Top financial mistakes to avoid when divorcing

There are numerous financial considerations to make for any divorce. For couples planning to divorce in 2018, it may work in their best interest to finalize the separation before the end of 2018 due to a provision in the Tax Cuts and Jobs Act, which prevents a person paying alimony from deducting those payments from his or her taxes.

There is no way to have a free divorce, but you can drastically reduce the amount of money you spend. You do not want to become a financial victim, so here are some actions you should avoid to keep from making the divorce harder on your wallet and your peace of mind:

Not creating a budget

You will spend more money while the divorce is in process, so you want to create a budget to adequately pay for a lawyer’s services in addition to mortgage payments, car payments and other necessities. You can utilize the services of a financial professional to help you create an accurate budget if you have trouble on your own.

Trying to punish your spouse

No matter what your spouse did to cause the divorce, you need to get through this time quickly with your assets as intact as possible. If you try to punish your ex-spouse, then you will spend more time in court and lengthen the process. You should have your attorney simply find a way a fair, amicable resolution.

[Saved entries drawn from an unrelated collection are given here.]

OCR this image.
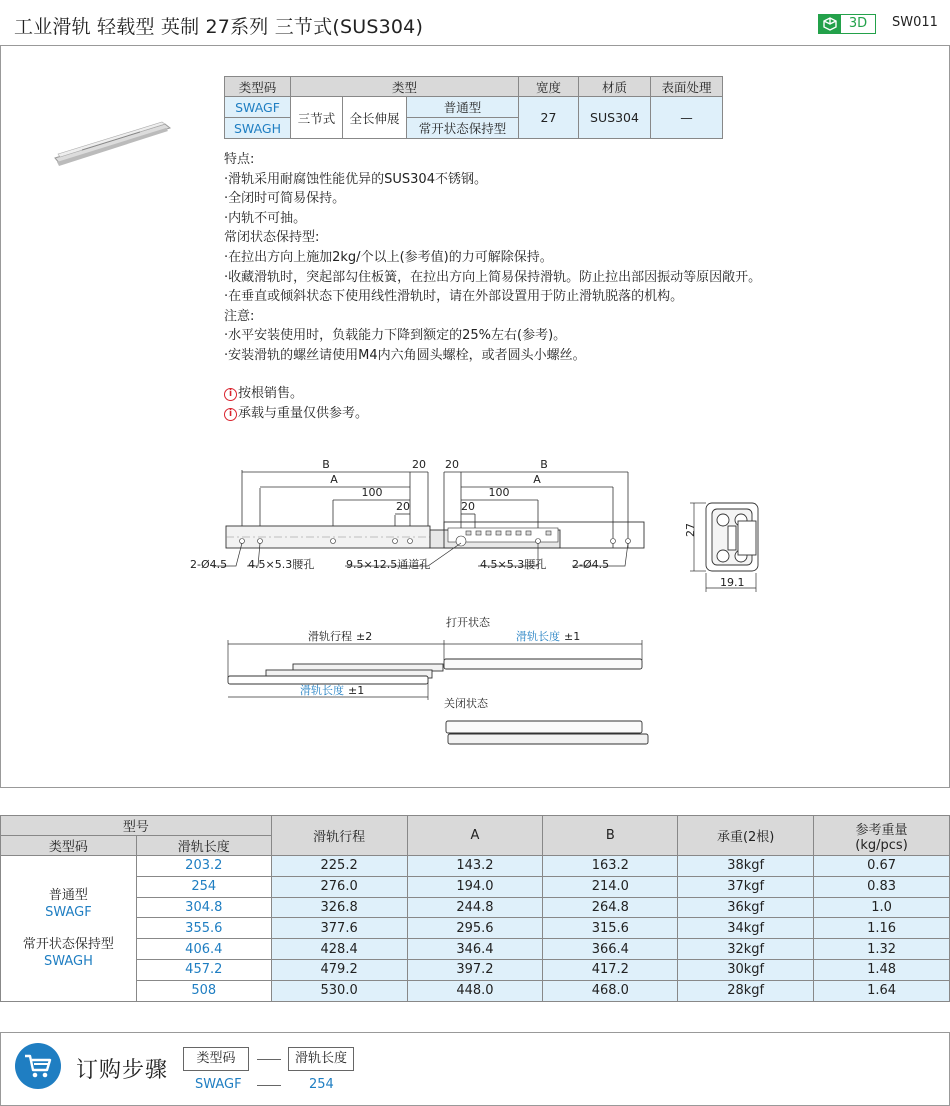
工业滑轨 轻载型 英制 27系列 三节式(SUS304)	3D	SW011
类型码	类型			宽度	材质	表面处理
SWAGF	三节式	全长伸展	普通型	27	SUS304	—
SWAGH			常开状态保持型			
特点:
·滑轨采用耐腐蚀性能优异的SUS304不锈钢。
·全闭时可简易保持。
·内轨不可抽。
常闭状态保持型:
·在拉出方向上施加2kg/个以上(参考值)的力可解除保持。
·收藏滑轨时，突起部勾住板簧，在拉出方向上简易保持滑轨。防止拉出部因振动等原因敞开。
·在垂直或倾斜状态下使用线性滑轨时，请在外部设置用于防止滑轨脱落的机构。
注意:
·水平安装使用时，负载能力下降到额定的25%左右(参考)。
·安装滑轨的螺丝请使用M4内六角圆头螺栓，或者圆头小螺丝。
i 按根销售。
i 承载与重量仅供参考。
B
A
100
20
20 20	B
A
100
20
2-Ø4.5 4.5×5.3腰孔	9.5×12.5通道孔	4.5×5.3腰孔 2-Ø4.5
27
19.1
打开状态
滑轨行程 ±2	滑轨长度 ±1
滑轨长度 ±1
关闭状态
型号		滑轨行程	A	B	承重(2根)	参考重量
(kg/pcs)

类型码	滑轨长度					

普通型
SWAGF
常开状态保持型
SWAGH	203.2	225.2	143.2	163.2	38kgf	0.67
	254	276.0	194.0	214.0	37kgf	0.83
	304.8	326.8	244.8	264.8	36kgf	1.0
	355.6	377.6	295.6	315.6	34kgf	1.16
	406.4	428.4	346.4	366.4	32kgf	1.32
	457.2	479.2	397.2	417.2	30kgf	1.48
	508	530.0	448.0	468.0	28kgf	1.64
订购步骤	类型码	滑轨长度
SWAGF	254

Becoming emotionally attached to assets

No matter how much you love the house you shared with your spouse, it may be best to sell it and divide the money. You may not be able to pay the mortgage on your own once the divorce is final. This plays a significant part in developing a post-divorce financial plan.

Ignoring tax impact of divorce settlement

Even if an initial settlement seems fair, you also need to consider the taxes associated with any assets you receive. You will want a tax professional to review the settlement to determine if it is good in the long run before you agree to it.